Top executives at the Financial Conduct Authority (FCA) took home almost £640,000 (£637,000) in collective salary from March last year to March this year.
In its Annual Report and Accounts published on Thursday (15 July), for the year ending 31 March 2021, it highlighted that FCA chief executive officer Nikhil Rathi earned £228,000 for that year but at the time of his appointment last year, he agreed an annual salary of £455,000.Executive director Christopher Woolard received £239,000 from March 2020 to March this year and FCA chair Charles Randell took home a salary of £170,000.
For their pensions, Rathi can expect £29,000 to head into his pension pot while Woolard will get £15,000.
Ex-FCA chief Andrew Bailey, who resigned from the regulator in March last year to become governor of the Bank of England was awarded a performance bonus of £68,000.
Two-fifths (£27,000) of that was paid in March 2019 and the remaining was held in deferment and due to be paid in April last year. Bailey declined to receive the remaining deferred bonus of £40,800.
The FCA also highlighted the action it had taken against firms. In the 2020/21 financial year, the regulator ensured £21.7m in consumer redress for unauthorised investment businesses and froze almost £7m of funds.
It also opened 1,715 supervision cases into high-risk investment scams and imposed financial penalties totalling £189.8m.

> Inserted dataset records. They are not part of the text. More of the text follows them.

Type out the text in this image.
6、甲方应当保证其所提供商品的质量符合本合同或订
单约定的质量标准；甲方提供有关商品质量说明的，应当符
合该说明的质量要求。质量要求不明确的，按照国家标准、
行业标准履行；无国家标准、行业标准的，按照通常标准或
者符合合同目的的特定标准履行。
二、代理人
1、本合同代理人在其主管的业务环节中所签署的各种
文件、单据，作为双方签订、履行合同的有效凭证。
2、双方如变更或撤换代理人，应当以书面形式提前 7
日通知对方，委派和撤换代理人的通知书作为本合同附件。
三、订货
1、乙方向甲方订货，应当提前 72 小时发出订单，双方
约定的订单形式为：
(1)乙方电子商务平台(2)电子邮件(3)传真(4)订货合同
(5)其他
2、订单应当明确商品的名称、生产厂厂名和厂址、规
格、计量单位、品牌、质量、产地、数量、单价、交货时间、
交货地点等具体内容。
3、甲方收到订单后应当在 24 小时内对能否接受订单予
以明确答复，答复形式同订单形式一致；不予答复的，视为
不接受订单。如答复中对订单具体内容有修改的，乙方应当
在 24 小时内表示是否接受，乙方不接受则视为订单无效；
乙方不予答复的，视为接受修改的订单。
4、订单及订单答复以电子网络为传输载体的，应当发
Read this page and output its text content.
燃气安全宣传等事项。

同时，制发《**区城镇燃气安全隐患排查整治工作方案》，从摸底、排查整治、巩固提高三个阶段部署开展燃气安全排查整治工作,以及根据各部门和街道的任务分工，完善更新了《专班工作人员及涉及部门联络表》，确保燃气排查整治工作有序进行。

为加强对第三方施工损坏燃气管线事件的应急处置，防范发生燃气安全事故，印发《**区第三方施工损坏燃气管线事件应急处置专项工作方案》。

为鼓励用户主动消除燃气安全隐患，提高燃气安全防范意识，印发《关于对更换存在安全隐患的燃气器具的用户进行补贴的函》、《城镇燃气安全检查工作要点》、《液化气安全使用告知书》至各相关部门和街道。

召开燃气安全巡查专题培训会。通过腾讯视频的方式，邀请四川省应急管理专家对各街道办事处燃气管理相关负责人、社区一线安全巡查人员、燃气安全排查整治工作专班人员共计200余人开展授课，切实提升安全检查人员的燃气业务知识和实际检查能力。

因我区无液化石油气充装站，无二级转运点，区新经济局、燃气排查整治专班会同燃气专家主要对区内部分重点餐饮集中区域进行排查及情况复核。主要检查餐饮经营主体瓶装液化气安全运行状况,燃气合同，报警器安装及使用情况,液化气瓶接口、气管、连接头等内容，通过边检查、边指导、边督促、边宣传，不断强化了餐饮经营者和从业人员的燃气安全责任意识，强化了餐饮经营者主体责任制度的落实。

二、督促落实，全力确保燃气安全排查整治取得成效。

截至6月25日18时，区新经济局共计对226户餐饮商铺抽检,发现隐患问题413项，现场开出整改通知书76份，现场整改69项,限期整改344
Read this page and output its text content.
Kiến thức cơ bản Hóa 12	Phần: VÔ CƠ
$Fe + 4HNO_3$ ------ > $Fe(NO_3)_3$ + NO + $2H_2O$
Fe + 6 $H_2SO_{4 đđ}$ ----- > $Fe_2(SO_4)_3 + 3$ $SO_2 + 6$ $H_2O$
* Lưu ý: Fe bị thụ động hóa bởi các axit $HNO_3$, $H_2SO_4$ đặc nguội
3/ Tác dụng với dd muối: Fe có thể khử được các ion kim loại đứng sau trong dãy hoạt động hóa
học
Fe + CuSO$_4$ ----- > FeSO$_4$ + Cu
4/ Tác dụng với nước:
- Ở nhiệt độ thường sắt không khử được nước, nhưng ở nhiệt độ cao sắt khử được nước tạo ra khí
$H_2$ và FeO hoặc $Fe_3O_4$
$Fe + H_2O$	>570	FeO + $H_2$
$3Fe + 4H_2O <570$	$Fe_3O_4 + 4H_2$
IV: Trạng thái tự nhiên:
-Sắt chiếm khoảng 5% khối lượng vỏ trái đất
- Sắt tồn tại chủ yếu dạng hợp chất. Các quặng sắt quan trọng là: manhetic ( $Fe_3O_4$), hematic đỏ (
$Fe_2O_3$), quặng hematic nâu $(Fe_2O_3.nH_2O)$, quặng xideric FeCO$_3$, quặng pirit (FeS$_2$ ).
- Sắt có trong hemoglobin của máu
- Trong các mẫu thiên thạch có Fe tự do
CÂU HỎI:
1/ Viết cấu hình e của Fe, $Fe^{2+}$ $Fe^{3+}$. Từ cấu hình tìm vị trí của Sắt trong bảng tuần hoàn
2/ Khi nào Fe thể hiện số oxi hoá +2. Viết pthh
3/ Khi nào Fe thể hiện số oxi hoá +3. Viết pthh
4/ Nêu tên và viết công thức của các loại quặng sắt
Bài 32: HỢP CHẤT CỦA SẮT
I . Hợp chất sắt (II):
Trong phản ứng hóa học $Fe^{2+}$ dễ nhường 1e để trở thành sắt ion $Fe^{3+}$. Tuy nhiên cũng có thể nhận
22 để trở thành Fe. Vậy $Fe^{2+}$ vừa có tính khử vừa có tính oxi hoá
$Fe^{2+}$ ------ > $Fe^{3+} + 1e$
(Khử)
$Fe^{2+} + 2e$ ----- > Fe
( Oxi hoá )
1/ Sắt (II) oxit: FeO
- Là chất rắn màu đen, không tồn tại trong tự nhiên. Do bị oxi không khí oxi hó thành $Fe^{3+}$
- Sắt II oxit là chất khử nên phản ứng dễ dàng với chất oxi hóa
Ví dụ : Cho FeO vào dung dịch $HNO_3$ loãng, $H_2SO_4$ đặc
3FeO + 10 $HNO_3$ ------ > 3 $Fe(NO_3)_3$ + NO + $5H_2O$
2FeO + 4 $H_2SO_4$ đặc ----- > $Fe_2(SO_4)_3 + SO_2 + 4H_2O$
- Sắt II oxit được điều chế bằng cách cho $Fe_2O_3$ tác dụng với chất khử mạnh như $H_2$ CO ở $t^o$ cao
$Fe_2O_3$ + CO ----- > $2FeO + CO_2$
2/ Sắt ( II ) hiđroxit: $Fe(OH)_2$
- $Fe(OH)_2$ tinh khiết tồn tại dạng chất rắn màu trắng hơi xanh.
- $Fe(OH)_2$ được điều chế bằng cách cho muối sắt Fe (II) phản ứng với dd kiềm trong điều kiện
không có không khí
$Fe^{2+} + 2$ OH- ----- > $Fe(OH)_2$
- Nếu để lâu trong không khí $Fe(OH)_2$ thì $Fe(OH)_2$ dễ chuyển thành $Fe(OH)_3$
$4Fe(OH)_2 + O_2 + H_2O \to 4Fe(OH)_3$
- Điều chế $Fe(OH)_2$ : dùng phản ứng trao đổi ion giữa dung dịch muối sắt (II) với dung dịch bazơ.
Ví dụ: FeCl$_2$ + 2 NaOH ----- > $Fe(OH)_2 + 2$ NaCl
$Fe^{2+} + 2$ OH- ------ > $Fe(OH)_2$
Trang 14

In April, the FCA began asking for views from members of the financial services sector on how to tackle the issue of high-risk investments, despite admitting that it has 'limited powers' over their issuers. In the discussion paper that followed the FCA's call for input paper, launched in September last year, the FCA asked for views on three areas where changes can be made to protect consumers from harm.